Upgrade to vllm 0.17.0 corex v4.1 overlay

vllm/v1/attention/backends/mamba2_attn.py

@@ -7,7 +7,6 @@ from typing import Any
 import torch
 
 from vllm.config import VllmConfig
-from vllm.utils.math_utils import cdiv
 from vllm.v1.attention.backend import (
     AttentionBackend,
     CommonAttentionMetadata,
@@ -105,14 +104,6 @@ class Mamba2AttentionMetadata(BaseMambaAttentionMetadata):
 
     # Chunk-related metadata (only for prefill)
     seq_idx_p: torch.Tensor | None = None
-    # cu_chunk_seqlen_p is a tensor of shape (nchunks+1,) that contains, for
-    # each chunk, its offsets into the varlen sequence dimension. It is defined
-    # such that the i-th chunk contains tokens from cu_chunk_seqlen_p[i] to
-    # cu_chunk_seqlen_p[i+1].
-    cu_chunk_seqlen_p: torch.Tensor | None = None
-    # last_chunk_indices_p is a tensor of shape (batch,) that contains the
-    # index of the last chunk for every sequence in the (prefill) batch.
-    last_chunk_indices_p: torch.Tensor | None = None
 
 
 class Mamba2AttentionMetadataBuilder(
@@ -134,68 +125,6 @@ class Mamba2AttentionMetadataBuilder(
         )
         self.chunk_size: int = chunk_size
 
-    def _compute_chunk_metadata(
-        self,
-        num_prefills: int,
-        num_computed_tokens_p_cpu: torch.Tensor,
-        query_start_loc_p_cpu: torch.Tensor,
-    ) -> tuple[list[int], list[int], list[int]]:
-        """
-        Compute chunk-specific metadata for Mamba2.
-
-        The code below carefully constructs the chunks such that:
-        1. Chunks contain tokens from a *single* sequence only.
-        2. For every sequence, we are guaranteed that we can
-           retrieve the mamba state *every* chunk_size tokens.
-        Constraint (1) dramatically simplifies the mamba2 kernels.
-        Constraint (2) dramatically simplifies the implementation
-        of prefix caching for mamba2 (wip). We need to take care
-        of the interaction with chunked prefill in order to
-        satisfy constraint (2).
-        """
-        # TODO (tdoublep): This code could probably be optimized.
-        cu_chunk_seqlen = []
-        seq_idx = []
-        last_chunk_indices = []
-        seqlen_pos = 0
-
-        for req_idx in range(num_prefills):
-            this_num_computed = num_computed_tokens_p_cpu[req_idx].item()
-            this_new_tokens = (
-                query_start_loc_p_cpu[req_idx + 1].item()

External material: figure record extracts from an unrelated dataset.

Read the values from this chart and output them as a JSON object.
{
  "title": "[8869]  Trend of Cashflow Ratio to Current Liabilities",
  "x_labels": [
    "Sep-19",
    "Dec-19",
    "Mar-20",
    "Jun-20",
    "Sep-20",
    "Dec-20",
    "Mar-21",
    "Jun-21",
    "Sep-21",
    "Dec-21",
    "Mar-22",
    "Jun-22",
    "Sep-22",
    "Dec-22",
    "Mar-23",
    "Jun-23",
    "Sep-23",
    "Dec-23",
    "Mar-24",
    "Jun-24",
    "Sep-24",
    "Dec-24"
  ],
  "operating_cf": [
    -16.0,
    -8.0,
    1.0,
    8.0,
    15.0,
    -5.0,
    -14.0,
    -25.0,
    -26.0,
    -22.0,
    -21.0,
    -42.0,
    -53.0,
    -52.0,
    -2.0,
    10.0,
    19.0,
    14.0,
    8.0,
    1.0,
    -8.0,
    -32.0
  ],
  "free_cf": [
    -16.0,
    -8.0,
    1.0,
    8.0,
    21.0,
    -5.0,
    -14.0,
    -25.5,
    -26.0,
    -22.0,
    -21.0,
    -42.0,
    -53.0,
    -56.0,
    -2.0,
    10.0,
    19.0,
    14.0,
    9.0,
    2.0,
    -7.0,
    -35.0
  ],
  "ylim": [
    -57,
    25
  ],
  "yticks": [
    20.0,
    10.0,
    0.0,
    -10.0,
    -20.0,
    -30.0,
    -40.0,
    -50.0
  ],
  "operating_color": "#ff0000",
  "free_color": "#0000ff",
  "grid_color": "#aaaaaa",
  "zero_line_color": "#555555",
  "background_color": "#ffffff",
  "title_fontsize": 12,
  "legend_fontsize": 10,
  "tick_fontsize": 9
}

-                - query_start_loc_p_cpu[req_idx].item()
-            )
-
-            # if computed tokens are not chunk-aligned, use the first
-            # chunk to finish it off
-            if this_num_computed % self.chunk_size != 0:
-                seq_idx.append(req_idx)
-                cu_chunk_seqlen.append(seqlen_pos)
-                # how many tokens to finish the chunk?
-                chunk_len = (
-                    cdiv(this_num_computed, self.chunk_size) * self.chunk_size
-                    - this_num_computed
-                )
-                # we can only use at most this_new_tokens
-                chunk_len = min(chunk_len, this_new_tokens)
-                seqlen_pos += chunk_len
-                this_new_tokens -= chunk_len
-
-            n_chunks = cdiv(this_new_tokens, self.chunk_size)
-            for chunk in range(n_chunks):
-                seq_idx.append(req_idx)
-                cu_chunk_seqlen.append(seqlen_pos)
-                chunk_len = min(self.chunk_size, this_new_tokens)
-                seqlen_pos += chunk_len
-                this_new_tokens -= chunk_len
-
-            assert this_new_tokens == 0
-            last_chunk_indices.append(len(cu_chunk_seqlen) - 1)
-
-        cu_chunk_seqlen.append(seqlen_pos)
-
-        return cu_chunk_seqlen, seq_idx, last_chunk_indices
-
     def build(
         self,
         common_prefix_len: int,
@@ -220,41 +149,12 @@ class Mamba2AttentionMetadataBuilder(
                 else False
             )
 
-            num_reqs = common.num_reqs
-            num_prefills = common.num_prefills
-            num_decode_tokens = common.num_decode_tokens
-
-            num_computed_tokens_cpu = (
-                common_attn_metadata.compute_num_computed_tokens().cpu()
-            )
-            num_computed_tokens_p_cpu = num_computed_tokens_cpu[
-                num_reqs - num_prefills : num_reqs
-            ]
-            query_start_loc_p_cpu = (
-                common_attn_metadata.query_start_loc_cpu[-num_prefills - 1 :]
-                - num_decode_tokens
-            )
-
-            cu_chunk_seqlen, seq_idx, last_chunk_indices = self._compute_chunk_metadata(
-                num_prefills,
-                num_computed_tokens_p_cpu,
-                query_start_loc_p_cpu,
-            )
-
-            seq_idx_p = torch.as_tensor(
-                seq_idx,
-                device=common_attn_metadata.query_start_loc.device,
-                dtype=torch.int32,
-            )
-            cu_chunk_seqlen_p = torch.as_tensor(
-                cu_chunk_seqlen,
-                device=common_attn_metadata.query_start_loc.device,
-                dtype=torch.int32,
-            )
-            last_chunk_indices_p = torch.as_tensor(
-                last_chunk_indices,
-                device=common_attn_metadata.query_start_loc.device,
-                dtype=torch.int32,
+            cu_chunk_seqlen_p, seq_idx_p, last_chunk_indices_p = (
+                self._build_chunk_metadata_tensors(
+                    self.chunk_size,
+                    common,
+                    common_attn_metadata,
+                )
             )
 
         return replace(